I don’t envy Gen Z this predicament, and would love to hear from anyone - especially Gen Z readers - with thoughts on how to address it.
***THANK YOU***
Finally, a huge THANK YOU to everyone who has sent me a story about meeting and surviving a rough patch in your marriage. I’ve been truly honoured and humbled by your wisdom, candour, and generosity in sharing sometimes acutely painful stories, and your words are all hugely inspiring. I’m working on putting these together for the newsletter - there have been quite a few, so it may end up being a short series. Meanwhile if you have a story you’d like to share please still feel free! And for now just thank you all so much, and stay tuned. M
Is "Male Headship" Actually A Kink?
"...my hunch is that “male headship” discourse almost certainly appeared as an effort to make the positive case, against the emerging cyborg norm, for sexed asymmetries that had been reframed from “normal” to “inexplicable and morally indefensible."
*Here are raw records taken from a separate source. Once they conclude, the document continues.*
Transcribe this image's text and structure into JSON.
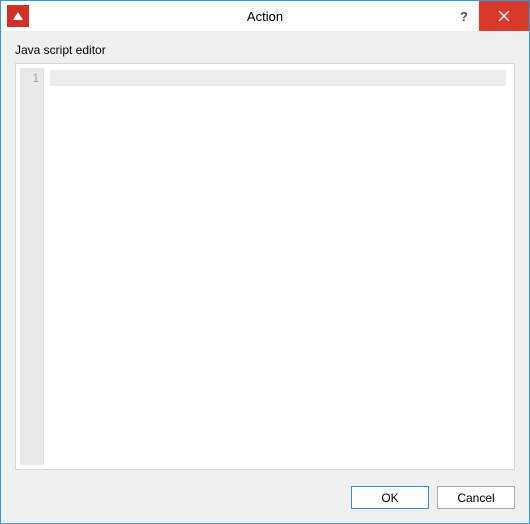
{
  "window": {
    "title": "Action"
  },
  "editor": {
    "label": "Java script editor",
    "line_numbers": [
      "1"
    ],
    "content": ""
  },
  "buttons": {
    "ok": "OK",
    "cancel": "Cancel"
  }
}
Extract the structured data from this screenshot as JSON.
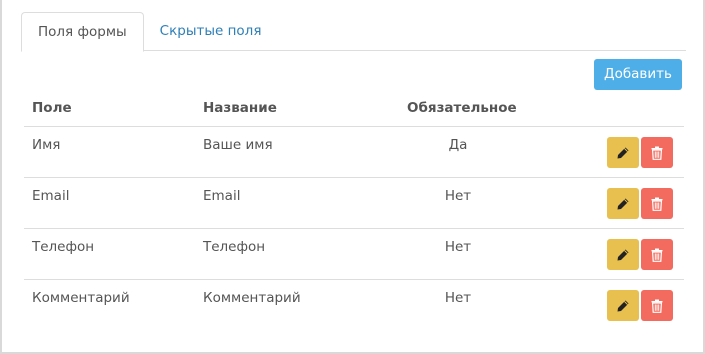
{
  "tabs": [
    {
      "label": "Поля формы",
      "active": true
    },
    {
      "label": "Скрытые поля",
      "active": false
    }
  ],
  "add_button_label": "Добавить",
  "table": {
    "headers": {
      "field": "Поле",
      "name": "Название",
      "required": "Обязательное"
    },
    "rows": [
      {
        "field": "Имя",
        "name": "Ваше имя",
        "required": "Да"
      },
      {
        "field": "Email",
        "name": "Email",
        "required": "Нет"
      },
      {
        "field": "Телефон",
        "name": "Телефон",
        "required": "Нет"
      },
      {
        "field": "Комментарий",
        "name": "Комментарий",
        "required": "Нет"
      }
    ]
  },
  "icons": {
    "edit": "pencil-icon",
    "delete": "trash-icon"
  },
  "colors": {
    "primary": "#4eaee8",
    "edit": "#e8c050",
    "delete": "#f26b5e",
    "tab_link": "#2d7fb8"
  }
}
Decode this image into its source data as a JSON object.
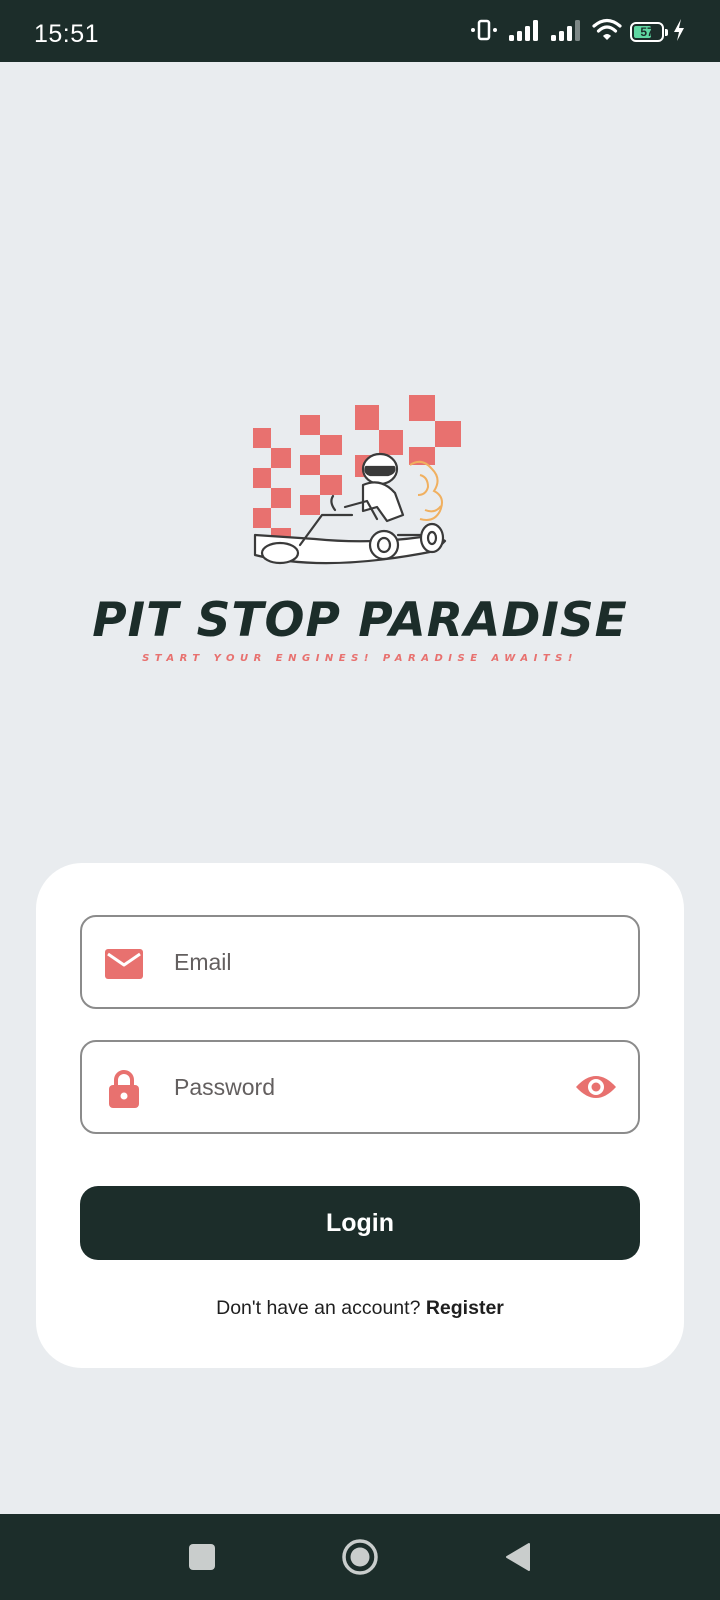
{
  "status_bar": {
    "time": "15:51",
    "battery_level": "57",
    "icons": [
      "vibrate-icon",
      "signal-icon",
      "signal-icon",
      "wifi-icon",
      "battery-icon",
      "charging-icon"
    ]
  },
  "brand": {
    "title": "PIT STOP PARADISE",
    "tagline": "START YOUR ENGINES! PARADISE AWAITS!",
    "logo_icon": "checkered-flag-go-kart-logo"
  },
  "form": {
    "email_placeholder": "Email",
    "email_value": "",
    "email_icon": "mail-icon",
    "password_placeholder": "Password",
    "password_value": "",
    "password_icon": "lock-icon",
    "visibility_icon": "eye-icon",
    "login_label": "Login",
    "register_prompt": "Don't have an account?",
    "register_label": "Register"
  },
  "nav_bar": {
    "recents_icon": "square-icon",
    "home_icon": "circle-icon",
    "back_icon": "triangle-back-icon"
  },
  "colors": {
    "primary_dark": "#1c2d2a",
    "accent": "#e8716f",
    "background": "#e9ecef"
  }
}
My MIL is convinced that the 1950s and 60s version of trad relationships (where the wife is a slave at home and the man is an abusive adulterer) is the ONLY way relationships looked prior to the sexual revolution, and that the choice is egalitarianism/feminism or wife beating. The irony is that she and my FIL own a farming operation and are basically living out the normal arrangement prior to the industrial revolution (she manages the money/business and home while he applies technical skill and physical labor, assets are owned equally). But she doesn't consider it "trad". Lol.
Wifely submission in the trad world is coupled with husbandly headship that treats spouses as absolutely beloved people for whom husbands should be willing to risk all, work for, and die for if need be. Ephesians 5:25-29: "Husbands, love your wives, as Christ also loved the church, and delivered himself up for it: That he might sanctify it, cleansing it by the laver of water in the word of life: That he might present it to himself a glorious church, not having spot or wrinkle, or any such thing; but that it should be holy, and without blemish. So also ought men to love their wives as their own bodies. He that loveth his wife, loveth himself. For no man ever hated his own flesh; but nourisheth and cherisheth it, as also Christ doth the church..."
Obedience also has its limits (see Aquinas, Summa II-II-104), and no woman is expected to withstand abuse. So I wouldn't call it a "kink"; I'd call it an answer to your question about what to do about the internal HR deparment that's been inculcated in everyone's minds.
That said, there could be (likely are) people for whom the idea of male headship is fueled by kink. But the phenomenon in itself is reflective of natural law and sacred Tradition, and if ordinate, works to keep society ordered and happy.